Vijay Kapur, president and CEO of International Solar Electric Technology (ISET) also presented at the event, showcasing the company's CIGS technology advances. Dr Kapur put numbers in perspective comparing material cost and utilization when compared to Silicon technologies: 55 gallons (270 kg) of ISET's ink yields 1.24 MW of PV cells, with a cost of $70,000. Equivalent power would be produced by silicon cells with the use of 7.4 tons of silicon (assuming 5gr of Silicon per watt produced) at a cost of $740,000.
ISET's usage of Indium, which is considered by some people an issue due to its rising price, is limited according to Dr Kapur (25 metric tons for 1 GW of cells produced) so for ISET, Indium supply is not an issue.
The company has also identified ways of increasing efficiency of their cells by ironing out issues relating to gallium distribution after selenization, which would allow average efficiencies of 14%.
Brad Hines of Soliant Energy described the innovations on concentrator technology that Soliant has introduced.

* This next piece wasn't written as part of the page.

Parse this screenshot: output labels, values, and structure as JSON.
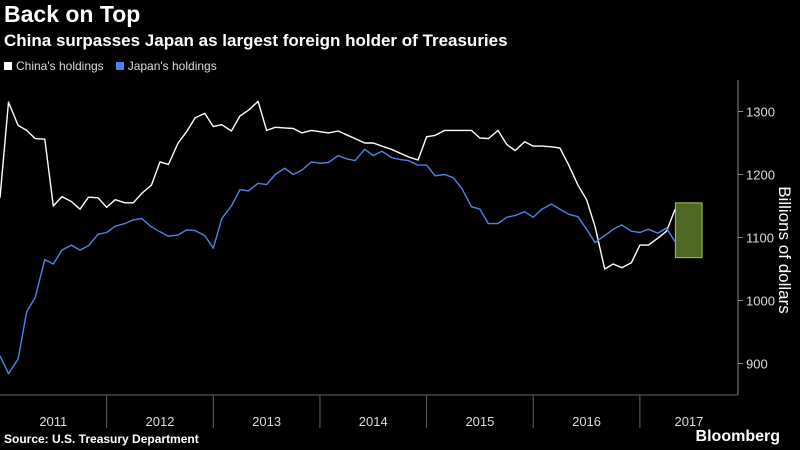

The company is focusing on inventing new architectures rather than new technologies (e.g. tip-tilt tracking rather than azimuth tracking for optimization of usage of space) and thus decreasing the requirements for space of their technology. Brad described how the fact that their optics and solar cell arrays "park on their side" at night limit the effect of gathering dust and debris on the efficiency of the system, resulting in less residue than flat cells.
On other presentations, Robert Jan Visser of Vitex Systems presented details on their Barix™ and Flexible Glass™ encapsulants, giving costs of $0.05-0.10 /in2 and $5-50/m2 respectively, with the possibility of even lower costs once production levels and orders increase. Ray LaPierre from McMaster University described the research on nano-wires undertaken by his group, and the way they could be used to improve the performance of solar cells.

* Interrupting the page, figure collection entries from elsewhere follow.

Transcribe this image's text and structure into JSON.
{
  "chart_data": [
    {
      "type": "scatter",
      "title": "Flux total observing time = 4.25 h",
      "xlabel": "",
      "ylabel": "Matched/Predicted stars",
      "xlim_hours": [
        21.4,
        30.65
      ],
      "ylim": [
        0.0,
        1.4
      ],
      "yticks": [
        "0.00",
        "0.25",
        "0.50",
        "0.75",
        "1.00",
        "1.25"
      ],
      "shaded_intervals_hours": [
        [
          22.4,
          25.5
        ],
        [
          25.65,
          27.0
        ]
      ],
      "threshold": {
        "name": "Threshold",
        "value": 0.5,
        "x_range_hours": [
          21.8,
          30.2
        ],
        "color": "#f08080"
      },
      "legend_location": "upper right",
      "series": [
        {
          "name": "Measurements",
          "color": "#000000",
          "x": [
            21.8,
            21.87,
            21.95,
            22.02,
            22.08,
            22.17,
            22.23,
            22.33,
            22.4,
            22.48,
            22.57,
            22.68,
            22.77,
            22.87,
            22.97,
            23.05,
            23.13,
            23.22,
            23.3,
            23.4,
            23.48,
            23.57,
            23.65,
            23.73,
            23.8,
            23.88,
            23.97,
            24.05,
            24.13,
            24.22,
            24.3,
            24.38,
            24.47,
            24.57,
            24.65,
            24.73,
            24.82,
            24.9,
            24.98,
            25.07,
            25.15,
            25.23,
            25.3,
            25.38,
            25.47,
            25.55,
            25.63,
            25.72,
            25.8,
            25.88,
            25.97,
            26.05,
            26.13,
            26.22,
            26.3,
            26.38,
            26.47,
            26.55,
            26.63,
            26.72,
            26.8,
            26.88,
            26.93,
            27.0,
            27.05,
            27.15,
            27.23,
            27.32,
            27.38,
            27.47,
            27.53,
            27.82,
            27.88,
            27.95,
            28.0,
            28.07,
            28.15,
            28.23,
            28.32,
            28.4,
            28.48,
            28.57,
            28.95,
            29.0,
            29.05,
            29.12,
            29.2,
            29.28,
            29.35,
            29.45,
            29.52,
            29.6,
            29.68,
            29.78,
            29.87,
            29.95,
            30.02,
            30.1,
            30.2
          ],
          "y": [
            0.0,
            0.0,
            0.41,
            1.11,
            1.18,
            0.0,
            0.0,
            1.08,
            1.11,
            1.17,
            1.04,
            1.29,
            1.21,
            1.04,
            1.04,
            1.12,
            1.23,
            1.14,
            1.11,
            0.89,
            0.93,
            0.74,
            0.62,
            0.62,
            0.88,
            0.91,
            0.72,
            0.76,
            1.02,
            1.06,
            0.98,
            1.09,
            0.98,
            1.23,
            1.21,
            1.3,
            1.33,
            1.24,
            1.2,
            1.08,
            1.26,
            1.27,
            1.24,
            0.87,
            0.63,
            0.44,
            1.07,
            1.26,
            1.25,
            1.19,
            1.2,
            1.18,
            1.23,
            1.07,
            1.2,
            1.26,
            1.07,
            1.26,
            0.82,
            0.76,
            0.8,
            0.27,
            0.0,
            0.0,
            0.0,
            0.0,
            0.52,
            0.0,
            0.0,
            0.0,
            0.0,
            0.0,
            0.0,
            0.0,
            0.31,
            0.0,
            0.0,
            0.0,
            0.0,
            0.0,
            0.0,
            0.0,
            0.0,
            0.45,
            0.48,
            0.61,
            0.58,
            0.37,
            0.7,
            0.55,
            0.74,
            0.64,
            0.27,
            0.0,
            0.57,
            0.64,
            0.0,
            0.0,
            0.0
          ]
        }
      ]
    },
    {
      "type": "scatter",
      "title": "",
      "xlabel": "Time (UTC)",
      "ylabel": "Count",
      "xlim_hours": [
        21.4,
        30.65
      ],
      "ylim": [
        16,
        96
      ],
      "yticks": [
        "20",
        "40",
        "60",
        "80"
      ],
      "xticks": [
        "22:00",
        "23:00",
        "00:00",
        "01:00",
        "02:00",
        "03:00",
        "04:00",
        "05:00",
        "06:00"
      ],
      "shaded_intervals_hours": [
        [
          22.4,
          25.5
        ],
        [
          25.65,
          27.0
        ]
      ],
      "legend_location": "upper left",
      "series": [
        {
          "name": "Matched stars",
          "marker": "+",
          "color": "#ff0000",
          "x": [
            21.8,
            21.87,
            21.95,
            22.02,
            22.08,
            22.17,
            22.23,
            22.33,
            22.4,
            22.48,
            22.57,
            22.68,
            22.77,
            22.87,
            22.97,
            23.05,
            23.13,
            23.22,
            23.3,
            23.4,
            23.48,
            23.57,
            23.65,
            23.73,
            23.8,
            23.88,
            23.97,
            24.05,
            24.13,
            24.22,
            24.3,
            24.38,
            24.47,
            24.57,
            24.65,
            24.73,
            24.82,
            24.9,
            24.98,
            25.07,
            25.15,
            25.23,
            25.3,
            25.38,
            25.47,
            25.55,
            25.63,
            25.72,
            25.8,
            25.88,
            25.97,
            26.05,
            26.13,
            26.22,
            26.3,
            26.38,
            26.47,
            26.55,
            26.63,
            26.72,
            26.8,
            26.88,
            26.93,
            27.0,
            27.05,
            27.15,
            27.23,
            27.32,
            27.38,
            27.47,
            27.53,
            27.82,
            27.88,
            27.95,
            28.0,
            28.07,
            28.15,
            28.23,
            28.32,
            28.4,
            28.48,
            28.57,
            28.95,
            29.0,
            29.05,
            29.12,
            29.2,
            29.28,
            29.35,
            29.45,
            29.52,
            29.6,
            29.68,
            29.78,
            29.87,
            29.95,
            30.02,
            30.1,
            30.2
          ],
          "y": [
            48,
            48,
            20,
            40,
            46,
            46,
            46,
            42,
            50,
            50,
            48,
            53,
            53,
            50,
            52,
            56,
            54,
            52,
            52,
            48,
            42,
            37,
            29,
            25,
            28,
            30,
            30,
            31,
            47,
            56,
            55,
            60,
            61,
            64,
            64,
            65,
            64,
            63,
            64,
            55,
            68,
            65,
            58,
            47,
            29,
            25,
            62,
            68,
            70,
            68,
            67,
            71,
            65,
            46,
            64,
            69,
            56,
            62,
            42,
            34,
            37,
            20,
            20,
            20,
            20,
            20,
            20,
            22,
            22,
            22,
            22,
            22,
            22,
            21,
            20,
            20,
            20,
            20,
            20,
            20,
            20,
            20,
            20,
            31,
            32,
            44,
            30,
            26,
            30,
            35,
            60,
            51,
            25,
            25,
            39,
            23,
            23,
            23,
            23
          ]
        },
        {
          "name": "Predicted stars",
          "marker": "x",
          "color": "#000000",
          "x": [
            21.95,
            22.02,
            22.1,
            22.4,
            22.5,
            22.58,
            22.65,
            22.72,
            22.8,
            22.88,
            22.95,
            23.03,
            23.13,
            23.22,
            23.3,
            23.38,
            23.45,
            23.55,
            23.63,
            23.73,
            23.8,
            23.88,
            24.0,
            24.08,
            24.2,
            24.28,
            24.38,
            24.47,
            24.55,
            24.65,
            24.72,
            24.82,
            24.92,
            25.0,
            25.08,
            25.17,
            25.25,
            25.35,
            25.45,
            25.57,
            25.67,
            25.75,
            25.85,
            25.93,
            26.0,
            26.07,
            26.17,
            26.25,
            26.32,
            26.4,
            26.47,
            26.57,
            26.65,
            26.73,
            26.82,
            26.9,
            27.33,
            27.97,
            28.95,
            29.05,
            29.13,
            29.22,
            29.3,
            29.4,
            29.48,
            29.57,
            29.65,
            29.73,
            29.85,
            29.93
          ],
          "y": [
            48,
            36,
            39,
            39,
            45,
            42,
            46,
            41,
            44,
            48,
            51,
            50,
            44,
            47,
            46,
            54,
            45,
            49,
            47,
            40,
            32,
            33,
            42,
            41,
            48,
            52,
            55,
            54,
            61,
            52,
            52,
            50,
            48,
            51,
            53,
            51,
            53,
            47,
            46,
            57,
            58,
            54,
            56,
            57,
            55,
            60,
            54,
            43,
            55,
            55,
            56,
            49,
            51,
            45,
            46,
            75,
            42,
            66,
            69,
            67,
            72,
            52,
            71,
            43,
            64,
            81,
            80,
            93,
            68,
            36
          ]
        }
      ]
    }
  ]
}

Ron Ott of the Oak Ridge National Laboratory introduced the Plasma Arc lamp technology that is developed there which can achieve heating rates of 600,000 ºC/sec and temperatures that can melt Rhenium at 3180 ºC. These kinds of heating rates can improve rapid annealing hence, impacting and improving technologies ranging from silicon all the way to thin film technologies. Examples of improvements include better hydrogenation of a-Si, refinement of grain boundaries and minimization of diffusion within grains, partial sintering for the production of sponge like structures required in DSSC's without affecting the polymer dye.
The conference closed with presentations on processing and manufacturing of PV equipment by companies like iTi, Northfield Automation and Optomec that presented their offerings to solar cell producers.
Attracting approximately 200 attendees with a high-quality program that promoted networking and interaction, with a lot of positive feedback already received, the conference which is likely to grow in attendance will return to Denver next year, shedding light on the progress of these emerging technologies.